There are different ways to do this in Python 2 and 3. The Python 2 ways will also work in Python 3.
Python 2
In Python 2, the idiomatic way of making a shallow copy of a list is with a complete slice of the original:
You can also accomplish the same thing by passing the list through the list constructor,
but using the constructor is less efficient:
Python 3
In Python 3, lists get the
list.copymethod:In Python 3.5:
Making another pointer does not make a copy
my_listis just a name that points to the actual list in memory. When you saynew_list = my_listyou're not making a copy, you're just adding another name that points at that original list in memory. We can have similar issues when we make copies of lists.The list is just an array of pointers to the contents, so a shallow copy just copies the pointers, and so you have two different lists, but they have the same contents. To make copies of the contents, you need a deep copy.
Deep copies
To make a deep copy of a list, in Python 2 or 3, use
deepcopyin thecopymodule:To demonstrate how this allows us to make new sub-lists:
And so we see that the deep copied list is an entirely different list from the original. You could roll your own function - but don't. You're likely to create bugs you otherwise wouldn't have by using the standard library's deepcopy function.
Don't use
evalYou may see this used as a way to deepcopy, but don't do it:
In 64 bit Python 2.7:
on 64 bit Python 3.5:
让我们从头开始探讨这个问题。
因此,让我们假设您有两个列表:
我们必须复制两个列表,现在从第一个列表开始:
因此,首先让我们尝试将变量
复制设置为我们的原始列表,List_1 :现在,如果您正在考虑复制 list_1 的复制,那么您错了。
ID函数可以向我们展示两个变量是否可以指向同一对象。让我们尝试一下:输出是:
两个变量都是完全相同的参数。你感到惊讶吗?
因此,众所周知,Python不会将任何内容存储在变量中,变量只是引用对象并将对象存储为值。这里的对象是
list,但是我们通过两个不同的变量名称创建了两个对同一对象的引用。这意味着两个变量都指向同一对象,只是带有不同的名称。当您进行
copy = list_1时,它实际上是在做:在图像 list_1 和 copy 中名称,但是两个变量的对象相同,即
list。因此,如果您尝试修改复制列表,则它也会修改原始列表,因为该列表仅在那里,无论您是从复制列表或原始列表中进行的,您都会修改该列表:
输出:
因此,它修改了原始列表:
现在,让我们转到用于复制列表的Pythonic方法。
此方法修复了我们遇到的第一个问题:
因此,因为我们可以看到两个列表具有不同的ID,这意味着两个变量都指向不同的对象。因此,这里实际发生的是:
现在让我们尝试修改列表,让我们看看是否仍然遇到了先前的问题:
输出是:
如您所见,它仅修改了复制的列表。这意味着它有效。
你认为我们已经完成了吗?否。让我们尝试复制我们的嵌套列表。
List_2应引用另一个对象,该对象是list_2的副本。让我们检查一下:我们得到输出:
现在我们可以假设两个列表都指向不同的对象,所以现在让我们尝试对其进行修改,让我们看看它给出了我们想要的东西:
这给了我们输出:
这似乎有些混乱,因为我们以前使用过的相同方法也有效。让我们尝试理解这一点。
当您这样做时:
您只是复制外部列表,而不是内部列表。我们可以再次使用
ID函数来检查此问题。输出是:
当我们进行
copy_2 = list_2 [:]时,这发生了:< img src =“ https://i.sstatic.net/3hpti.jpg” alt =“在此处输入图像说明”>
它创建了列表的副本,但只有外部列表副本,而不是嵌套的列表副本。两个变量的嵌套列表相同,因此,如果您尝试修改嵌套列表,则它将修改原始列表,因为两个列表的嵌套列表对象相同。
什么是解决方案?解决方案是
deepCopy函数。让我们检查一下:
两个外部列表都有不同的ID。让我们在内部嵌套列表上尝试一下。
输出是:
您可以看到两个ID都不同,这意味着我们可以假设两个嵌套列表现在都指向不同的对象。
这意味着当您进行
deep = deepCopy(list_2)实际发生的事情时:两个嵌套列表都指向不同的对象,并且它们现在具有嵌套列表的单独副本。

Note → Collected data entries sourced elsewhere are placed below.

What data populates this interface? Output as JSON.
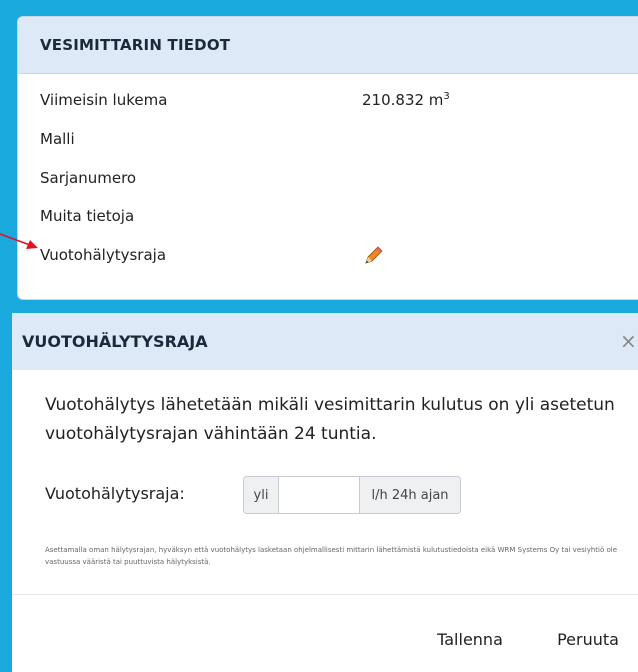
{
  "meter_info": {
    "title": "VESIMITTARIN TIEDOT",
    "rows": [
      {
        "label": "Viimeisin lukema",
        "value": "210.832 m",
        "unit_sup": "3"
      },
      {
        "label": "Malli",
        "value": ""
      },
      {
        "label": "Sarjanumero",
        "value": ""
      },
      {
        "label": "Muita tietoja",
        "value": ""
      },
      {
        "label": "Vuotohälytysraja",
        "icon": "pencil-icon"
      }
    ]
  },
  "modal": {
    "title": "VUOTOHÄLYTYSRAJA",
    "close_label": "×",
    "description": "Vuotohälytys lähetetään mikäli vesimittarin kulutus on yli asetetun vuotohälytysrajan vähintään 24 tuntia.",
    "limit_label": "Vuotohälytysraja:",
    "prefix": "yli",
    "suffix": "l/h 24h ajan",
    "input_value": "",
    "fineprint": "Asettamalla oman hälytysrajan, hyväksyn että vuotohälytys lasketaan ohjelmallisesti mittarin lähettämistä kulutustiedoista eikä WRM Systems Oy tai vesiyhtiö ole vastuussa vääristä tai puuttuvista hälytyksistä.",
    "save_label": "Tallenna",
    "cancel_label": "Peruuta"
  },
  "colors": {
    "background": "#19a9dc",
    "header_bg": "#dde9f7",
    "arrow": "#e0141e",
    "pencil": "#f08a1c"
  }
}
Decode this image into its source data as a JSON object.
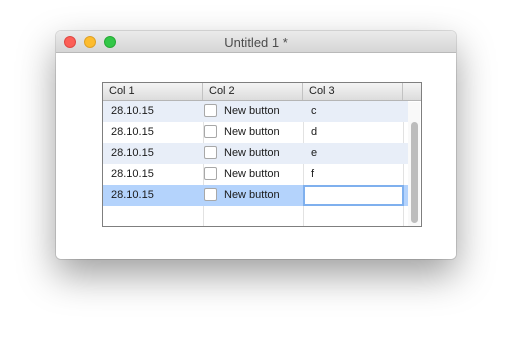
{
  "window": {
    "title": "Untitled 1 *"
  },
  "table": {
    "columns": [
      "Col 1",
      "Col 2",
      "Col 3"
    ],
    "rows": [
      {
        "col1": "28.10.15",
        "col2": "New button",
        "col3": "c"
      },
      {
        "col1": "28.10.15",
        "col2": "New button",
        "col3": "d"
      },
      {
        "col1": "28.10.15",
        "col2": "New button",
        "col3": "e"
      },
      {
        "col1": "28.10.15",
        "col2": "New button",
        "col3": "f"
      },
      {
        "col1": "28.10.15",
        "col2": "New button",
        "col3": ""
      }
    ],
    "selected_row": 5,
    "editing": {
      "row": 5,
      "column": "Col 3",
      "value": ""
    }
  },
  "colors": {
    "close": "#fc5f57",
    "minimize": "#fdbc2e",
    "zoom": "#33c748",
    "alt_row": "#e8eef8",
    "selected_row": "#b4d3fc",
    "focus_ring": "#7fb0ee"
  },
  "icons": [
    "close-icon",
    "minimize-icon",
    "zoom-icon",
    "checkbox-icon"
  ]
}
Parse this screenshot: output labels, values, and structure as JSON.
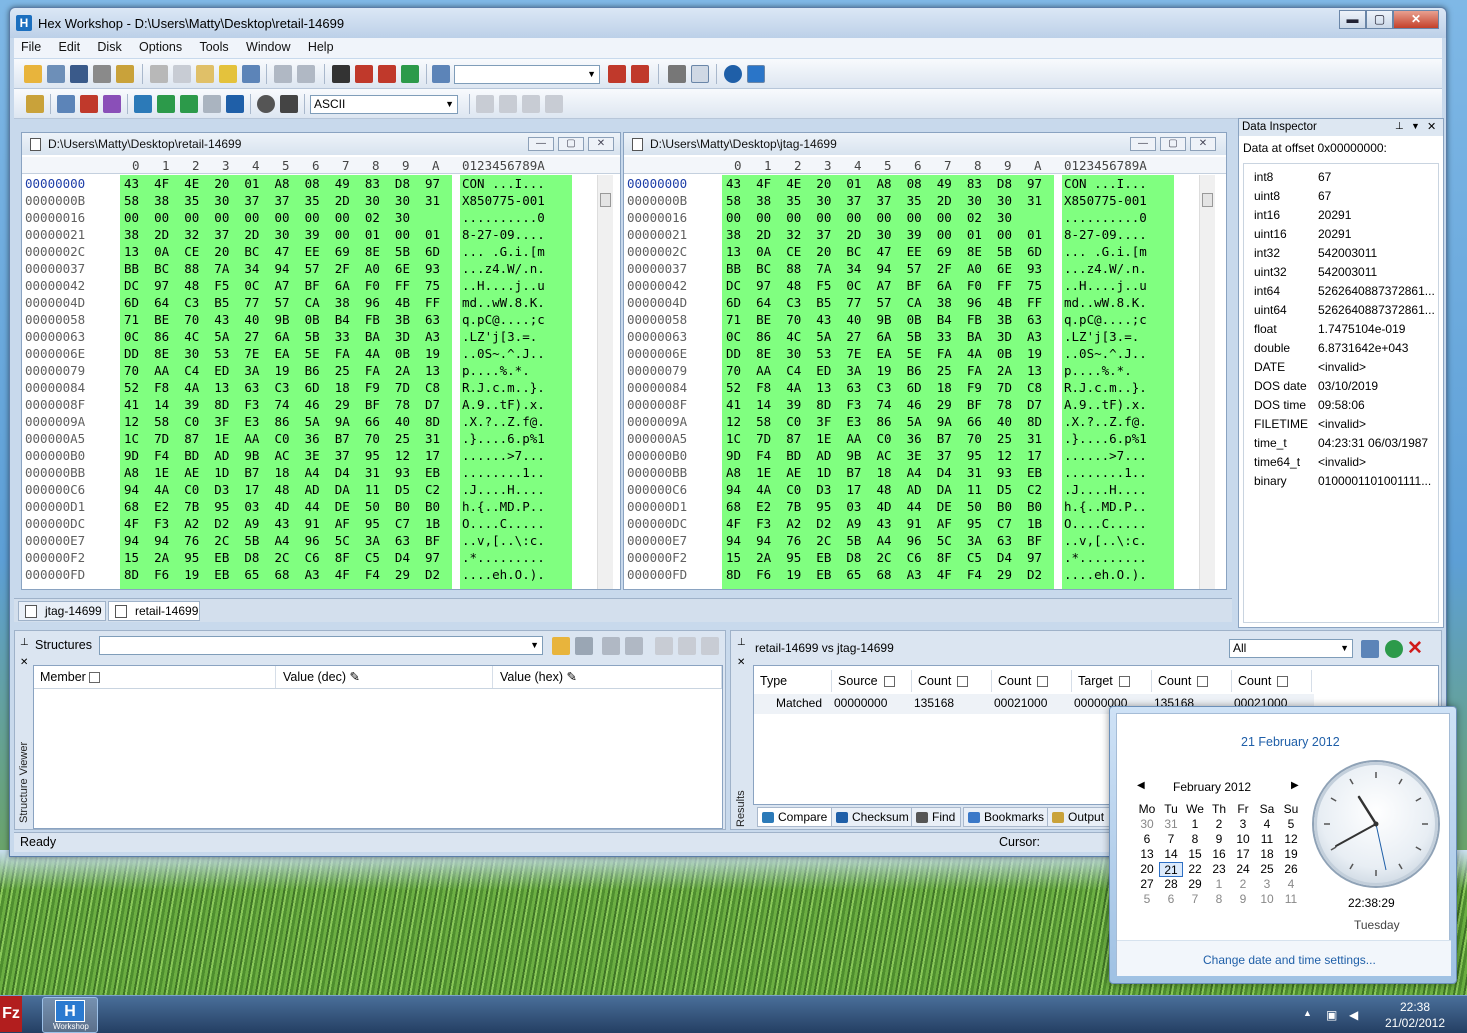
{
  "window": {
    "title": "Hex Workshop - D:\\Users\\Matty\\Desktop\\retail-14699",
    "min": "▬",
    "max": "▢",
    "close": "✕"
  },
  "menu": [
    "File",
    "Edit",
    "Disk",
    "Options",
    "Tools",
    "Window",
    "Help"
  ],
  "toolbar2": {
    "encoding": "ASCII"
  },
  "hex_header": {
    "cols": [
      "0",
      "1",
      "2",
      "3",
      "4",
      "5",
      "6",
      "7",
      "8",
      "9",
      "A"
    ],
    "ascii": "0123456789A"
  },
  "pane_left": {
    "title": "D:\\Users\\Matty\\Desktop\\retail-14699",
    "offsets": [
      "00000000",
      "0000000B",
      "00000016",
      "00000021",
      "0000002C",
      "00000037",
      "00000042",
      "0000004D",
      "00000058",
      "00000063",
      "0000006E",
      "00000079",
      "00000084",
      "0000008F",
      "0000009A",
      "000000A5",
      "000000B0",
      "000000BB",
      "000000C6",
      "000000D1",
      "000000DC",
      "000000E7",
      "000000F2",
      "000000FD"
    ],
    "hex": [
      "43 4F 4E 20 01 A8 08 49 83 D8 97",
      "58 38 35 30 37 37 35 2D 30 30 31",
      "00 00 00 00 00 00 00 00 02 30",
      "38 2D 32 37 2D 30 39 00 01 00 01",
      "13 0A CE 20 BC 47 EE 69 8E 5B 6D",
      "BB BC 88 7A 34 94 57 2F A0 6E 93",
      "DC 97 48 F5 0C A7 BF 6A F0 FF 75",
      "6D 64 C3 B5 77 57 CA 38 96 4B FF",
      "71 BE 70 43 40 9B 0B B4 FB 3B 63",
      "0C 86 4C 5A 27 6A 5B 33 BA 3D A3",
      "DD 8E 30 53 7E EA 5E FA 4A 0B 19",
      "70 AA C4 ED 3A 19 B6 25 FA 2A 13",
      "52 F8 4A 13 63 C3 6D 18 F9 7D C8",
      "41 14 39 8D F3 74 46 29 BF 78 D7",
      "12 58 C0 3F E3 86 5A 9A 66 40 8D",
      "1C 7D 87 1E AA C0 36 B7 70 25 31",
      "9D F4 BD AD 9B AC 3E 37 95 12 17",
      "A8 1E AE 1D B7 18 A4 D4 31 93 EB",
      "94 4A C0 D3 17 48 AD DA 11 D5 C2",
      "68 E2 7B 95 03 4D 44 DE 50 B0 B0",
      "4F F3 A2 D2 A9 43 91 AF 95 C7 1B",
      "94 94 76 2C 5B A4 96 5C 3A 63 BF",
      "15 2A 95 EB D8 2C C6 8F C5 D4 97",
      "8D F6 19 EB 65 68 A3 4F F4 29 D2"
    ],
    "ascii": [
      "CON ...I...",
      "X850775-001",
      "..........0",
      "8-27-09....",
      "... .G.i.[m",
      "...z4.W/.n.",
      "..H....j..u",
      "md..wW.8.K.",
      "q.pC@....;c",
      ".LZ'j[3.=.",
      "..0S~.^.J..",
      "p....%.*.",
      "R.J.c.m..}.",
      "A.9..tF).x.",
      ".X.?..Z.f@.",
      ".}....6.p%1",
      "......>7...",
      "........1..",
      ".J....H....",
      "h.{..MD.P..",
      "O....C.....",
      "..v,[..\\:c.",
      ".*.........",
      "....eh.O.)."
    ]
  },
  "pane_right": {
    "title": "D:\\Users\\Matty\\Desktop\\jtag-14699"
  },
  "inspector": {
    "title": "Data Inspector",
    "offset_label": "Data at offset 0x00000000:",
    "rows": [
      {
        "k": "int8",
        "v": "67"
      },
      {
        "k": "uint8",
        "v": "67"
      },
      {
        "k": "int16",
        "v": "20291"
      },
      {
        "k": "uint16",
        "v": "20291"
      },
      {
        "k": "int32",
        "v": "542003011"
      },
      {
        "k": "uint32",
        "v": "542003011"
      },
      {
        "k": "int64",
        "v": "5262640887372861..."
      },
      {
        "k": "uint64",
        "v": "5262640887372861..."
      },
      {
        "k": "float",
        "v": "1.7475104e-019"
      },
      {
        "k": "double",
        "v": "6.8731642e+043"
      },
      {
        "k": "DATE",
        "v": "<invalid>"
      },
      {
        "k": "DOS date",
        "v": "03/10/2019"
      },
      {
        "k": "DOS time",
        "v": "09:58:06"
      },
      {
        "k": "FILETIME",
        "v": "<invalid>"
      },
      {
        "k": "time_t",
        "v": "04:23:31 06/03/1987"
      },
      {
        "k": "time64_t",
        "v": "<invalid>"
      },
      {
        "k": "binary",
        "v": "0100001101001111..."
      }
    ]
  },
  "doc_tabs": [
    "jtag-14699",
    "retail-14699"
  ],
  "structures": {
    "label": "Structures",
    "side_label": "Structure Viewer",
    "cols": [
      "Member",
      "Value (dec)",
      "Value (hex)"
    ]
  },
  "results": {
    "title": "retail-14699 vs jtag-14699",
    "filter": "All",
    "side_label": "Results",
    "cols": [
      "Type",
      "Source",
      "Count",
      "Count",
      "Target",
      "Count",
      "Count"
    ],
    "row": [
      "Matched",
      "00000000",
      "135168",
      "00021000",
      "00000000",
      "135168",
      "00021000"
    ],
    "tabs": [
      "Compare",
      "Checksum",
      "Find",
      "Bookmarks",
      "Output"
    ]
  },
  "status": {
    "left": "Ready",
    "cursor": "Cursor:"
  },
  "calendar": {
    "title": "21 February 2012",
    "month": "February 2012",
    "weekdays": [
      "Mo",
      "Tu",
      "We",
      "Th",
      "Fr",
      "Sa",
      "Su"
    ],
    "weeks": [
      [
        "30",
        "31",
        "1",
        "2",
        "3",
        "4",
        "5"
      ],
      [
        "6",
        "7",
        "8",
        "9",
        "10",
        "11",
        "12"
      ],
      [
        "13",
        "14",
        "15",
        "16",
        "17",
        "18",
        "19"
      ],
      [
        "20",
        "21",
        "22",
        "23",
        "24",
        "25",
        "26"
      ],
      [
        "27",
        "28",
        "29",
        "1",
        "2",
        "3",
        "4"
      ],
      [
        "5",
        "6",
        "7",
        "8",
        "9",
        "10",
        "11"
      ]
    ],
    "time": "22:38:29",
    "day": "Tuesday",
    "link": "Change date and time settings..."
  },
  "taskbar": {
    "time": "22:38",
    "date": "21/02/2012",
    "fz": "Fz",
    "hw_icon": "H",
    "hw_label": "Workshop"
  }
}
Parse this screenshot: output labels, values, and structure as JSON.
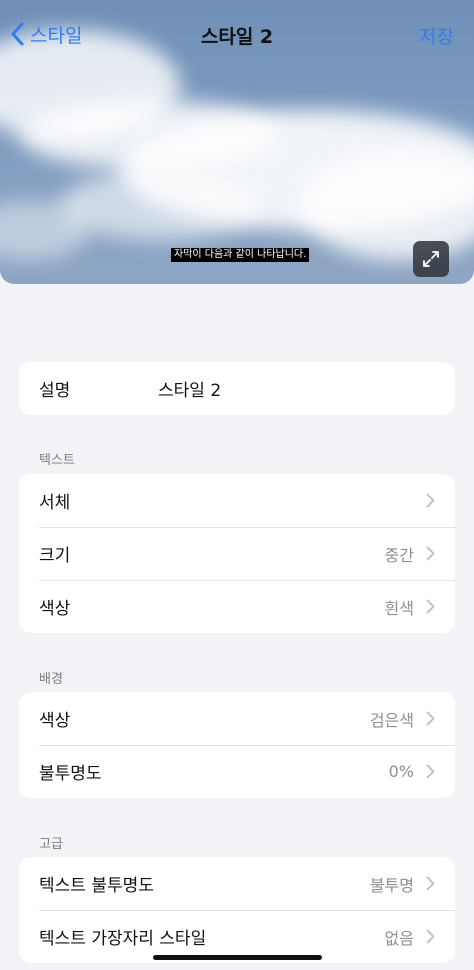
{
  "nav": {
    "back_label": "스타일",
    "title": "스타일 2",
    "save_label": "저장"
  },
  "preview": {
    "caption": "자막이 다음과 같이 나타납니다."
  },
  "description": {
    "label": "설명",
    "value": "스타일 2"
  },
  "text_section": {
    "header": "텍스트",
    "rows": [
      {
        "label": "서체",
        "value": ""
      },
      {
        "label": "크기",
        "value": "중간"
      },
      {
        "label": "색상",
        "value": "흰색"
      }
    ]
  },
  "background_section": {
    "header": "배경",
    "rows": [
      {
        "label": "색상",
        "value": "검은색"
      },
      {
        "label": "불투명도",
        "value": "0%"
      }
    ]
  },
  "advanced_section": {
    "header": "고급",
    "rows": [
      {
        "label": "텍스트 불투명도",
        "value": "불투명"
      },
      {
        "label": "텍스트 가장자리 스타일",
        "value": "없음"
      }
    ]
  },
  "colors": {
    "accent": "#2f7cf6",
    "background": "#f2f2f7",
    "secondary_text": "#8e8e93"
  }
}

现在,让我们尝试修改嵌套列表,看看它是否解决了上一个问题:
它输出:
如您所见,它没有修改原始嵌套列表,它仅修改了复制的列表。
Let's start from the beginning and explore this question.
So let's suppose you have two lists:
And we have to copy both lists, now starting from the first list:
So first let's try by setting the variable
copyto our original list,list_1:Now if you are thinking copy copied the list_1, then you are wrong. The
idfunction can show us if two variables can point to the same object. Let's try this:The output is:
Both variables are the exact same argument. Are you surprised?
So as we know, Python doesn't store anything in a variable, Variables are just referencing to the object and object store the value. Here object is a
listbut we created two references to that same object by two different variable names. This means that both variables are pointing to the same object, just with different names.When you do
copy = list_1, it is actually doing:Here in the image list_1 and copy are two variable names, but the object is same for both variable which is
list.So if you try to modify copied list then it will modify the original list too because the list is only one there, you will modify that list no matter you do from the copied list or from the original list:
Output:
So it modified the original list:
Now let's move onto a Pythonic method for copying lists.
This method fixes the first issue we had:
So as we can see our both list having different id and it means that both variables are pointing to different objects. So what actually going on here is:
Now let's try to modify the list and let's see if we still face the previous problem:
The output is:
As you can see, it only modified the copied list. That means it worked.
Do you think we're done? No. Let's try to copy our nested list.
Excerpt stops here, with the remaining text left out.